The choice of which marble (or granite, limestone, etc) to use is generally an aesthetic matter although certain applications will raise the question as to which is stronger marble or granite, that is less prone to scratches or etching with regular use.
There can be some corners in a property where accidental hits may occur. Also things like heavy traffic in a commercial establishment or simply work applications that demand the strongest marble, natural or engineered stone.
Moh’s Scale of hardest stones
Mo’s scale was created in 1812 by German geologist Friedrich Mohs to compare the hardness of different minerals by the ability of each natural stone to visibly scratch another.
When the scale was created, Diamond was the hardest known mineral to scratch and to this day is at the top of the list.
Moh’s scale does indicate which is stronger marble or granite and to this day is the best known source to check the hardness of the different stones.
To make things interesting we are going to list the 10 hardest type of stones from weakest to strongest:
Talc is the weakest mineral of the list and is largely composed by magnesium and can easily get scratch with a fingernail or a knife. Its colours vary from white to green or grey.

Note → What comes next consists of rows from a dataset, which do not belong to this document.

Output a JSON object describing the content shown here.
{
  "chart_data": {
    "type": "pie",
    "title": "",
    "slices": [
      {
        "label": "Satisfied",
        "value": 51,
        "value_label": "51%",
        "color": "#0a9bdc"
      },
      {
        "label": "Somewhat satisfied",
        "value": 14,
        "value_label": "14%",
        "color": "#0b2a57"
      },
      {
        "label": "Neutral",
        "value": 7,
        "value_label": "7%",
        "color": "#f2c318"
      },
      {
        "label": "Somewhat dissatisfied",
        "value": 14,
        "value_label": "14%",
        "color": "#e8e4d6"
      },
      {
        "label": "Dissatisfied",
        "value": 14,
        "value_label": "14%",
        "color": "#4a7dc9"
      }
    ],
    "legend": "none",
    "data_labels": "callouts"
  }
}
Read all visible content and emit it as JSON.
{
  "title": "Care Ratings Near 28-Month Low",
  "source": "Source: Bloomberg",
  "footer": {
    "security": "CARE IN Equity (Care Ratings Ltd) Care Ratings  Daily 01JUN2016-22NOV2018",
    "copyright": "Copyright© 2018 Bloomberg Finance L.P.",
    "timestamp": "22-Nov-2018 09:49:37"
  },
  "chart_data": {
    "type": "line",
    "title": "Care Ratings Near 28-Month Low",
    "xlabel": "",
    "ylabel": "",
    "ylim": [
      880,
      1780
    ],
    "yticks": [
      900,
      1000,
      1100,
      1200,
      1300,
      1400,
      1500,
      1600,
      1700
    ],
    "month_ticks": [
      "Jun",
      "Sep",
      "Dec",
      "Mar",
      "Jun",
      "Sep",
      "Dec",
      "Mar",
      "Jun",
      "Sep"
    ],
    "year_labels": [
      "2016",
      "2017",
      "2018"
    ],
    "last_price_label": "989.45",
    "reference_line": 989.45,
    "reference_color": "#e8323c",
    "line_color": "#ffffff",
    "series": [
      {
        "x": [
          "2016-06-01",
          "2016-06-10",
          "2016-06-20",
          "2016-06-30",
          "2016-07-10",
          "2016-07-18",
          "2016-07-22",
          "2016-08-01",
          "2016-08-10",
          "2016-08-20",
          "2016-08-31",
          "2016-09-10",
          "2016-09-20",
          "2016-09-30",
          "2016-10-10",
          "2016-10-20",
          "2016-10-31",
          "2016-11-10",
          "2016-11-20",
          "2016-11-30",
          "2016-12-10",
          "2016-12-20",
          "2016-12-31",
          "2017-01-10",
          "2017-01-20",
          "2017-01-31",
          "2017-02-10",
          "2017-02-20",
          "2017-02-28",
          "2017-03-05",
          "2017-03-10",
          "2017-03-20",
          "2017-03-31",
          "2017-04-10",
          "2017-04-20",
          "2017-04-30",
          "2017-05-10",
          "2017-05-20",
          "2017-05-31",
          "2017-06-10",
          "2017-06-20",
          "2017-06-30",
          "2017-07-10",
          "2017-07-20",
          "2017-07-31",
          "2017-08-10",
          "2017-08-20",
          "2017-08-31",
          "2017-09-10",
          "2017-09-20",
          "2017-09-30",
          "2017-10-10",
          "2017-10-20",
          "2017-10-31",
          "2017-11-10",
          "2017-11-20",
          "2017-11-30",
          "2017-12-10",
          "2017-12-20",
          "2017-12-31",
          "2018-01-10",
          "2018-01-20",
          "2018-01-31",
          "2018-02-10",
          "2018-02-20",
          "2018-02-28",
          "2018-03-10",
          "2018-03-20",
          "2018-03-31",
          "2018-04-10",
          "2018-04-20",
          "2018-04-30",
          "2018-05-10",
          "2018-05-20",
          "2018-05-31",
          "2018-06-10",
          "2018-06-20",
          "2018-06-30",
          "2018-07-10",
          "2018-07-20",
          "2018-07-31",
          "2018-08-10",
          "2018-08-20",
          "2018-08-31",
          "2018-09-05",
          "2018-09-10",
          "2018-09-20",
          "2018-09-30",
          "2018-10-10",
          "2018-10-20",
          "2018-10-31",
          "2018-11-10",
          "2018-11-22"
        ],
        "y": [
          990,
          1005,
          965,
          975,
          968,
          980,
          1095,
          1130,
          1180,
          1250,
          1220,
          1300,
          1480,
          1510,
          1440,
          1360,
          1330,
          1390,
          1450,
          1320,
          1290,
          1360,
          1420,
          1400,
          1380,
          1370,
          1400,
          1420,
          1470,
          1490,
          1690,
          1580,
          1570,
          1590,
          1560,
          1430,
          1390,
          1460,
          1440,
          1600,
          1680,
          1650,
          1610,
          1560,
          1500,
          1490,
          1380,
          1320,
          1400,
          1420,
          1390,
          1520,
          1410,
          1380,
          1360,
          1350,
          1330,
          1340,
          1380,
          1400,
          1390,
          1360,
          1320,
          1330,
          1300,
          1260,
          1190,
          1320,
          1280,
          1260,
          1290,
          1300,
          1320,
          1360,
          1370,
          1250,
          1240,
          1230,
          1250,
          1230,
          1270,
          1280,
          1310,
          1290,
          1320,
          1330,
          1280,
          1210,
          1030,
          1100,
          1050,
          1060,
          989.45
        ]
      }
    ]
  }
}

Gypsum is mainly composed by calcium and has a translucent appearance it is pure form. Its is used as a fertilizer with a wide use on plastering applications. Alabaster, which is a variety of gypsum has been used over centuries to create statues and sculptures.
3) Calcite [marble, limestone)
Calcite is a carbonate mineral and transparent to opaque in its pure form and will dissolve in most forms of acids.
Calcite is made out of of sedimentary rocks. For example limestone is formed from the shells of dead marine organisms.
Since marbles and limestone are crystallized calcite these will etch with anything from a piece of lemon to certain household cleaning agents and foods such as coffee, tea and ketchup. This information will answer the question of which is stronger marble or granite.
Fluorite derives from the latin fluo (flow of water) and is a mineral made out of calcium fluoride.
It is colorless in its pure form. Its different colours reflect impurities and the most common being purple, blue, yellow and green (above image).
Widely used of lapidary purposes as a semi precious ornament.
Apatite is a phosphate mineral and the main body in tooth enamel and bone mineral.
It is widely used as a fertilizer and sometimes as a gemstone varying from green to blue in colour.
6) Feldspar (granite, ceramics)
Feldspar is an abundant mineral that forms around 60% of the earth’s crust.
Feldspar crystallizes from magma (molten rock and gas) and is composed of a wide variety of minerals that characterize the different types of granites.
20 million tonnes of feldspar where produce in the last count (2010) mainly by 3 countries: China, Turkey and Italy.
Feldspar is the second element in ceramic products after clay and sought after due to its resilience to heat and scratching.
Quartz is the second most abundant mineral on earth after feldspar with many varieties and use ranging from gemstones to architectural applications such as kitchen worktops, bar counters and wall cladding.
The word ‘quartz’ comes from the German ‘quarz’ and in most ancient times from the Slavic ‘twrc'(hard).
There are many of varieties of quartz and most of their names arise from the colour given to a particular piece of the material: Rose quartz, Milky quartz, Smoky quartz, Jasper and Onyx amongst many others.
In the stone industry, engineered quartz is a composite material of between 93%-97% pure quartz crystals and a small part of additives such as resin, mirrors, shells and other components.
Pure Topaz is transparent and usually reflects the colours of other impurities.
Its most commonly known colours are blue-brown, reddish-orange, wine and pale green.
Since naturally occurring Topaz is fairly rare, the cost of this mineral is high compared to other stones.
9) Corundum (Rubi)
Corundum is made out of aluminum, titanium and chromium.
It is the second strongest mineral known to man and comes in different colours according to its impurities.
Conudrum comes from Sanskrit Kuruvinda, meaning ‘ruby’.
Rubi can scratch almost every other mineral and it is used as an abrasive in sandpaper to industrial machinery for wood and metals.
Diamond derives from the Greek ‘adámas’ meaning unbreakable and was most likely discovered in India around 6000 years ago.
Diamond is the hardest material with the most thermal conductivity known to man and can only be scratched by another Diamond.
Its unique properties make it a very popular material for industrial uses such as making diamond knives, electrical insulators and grinding tools.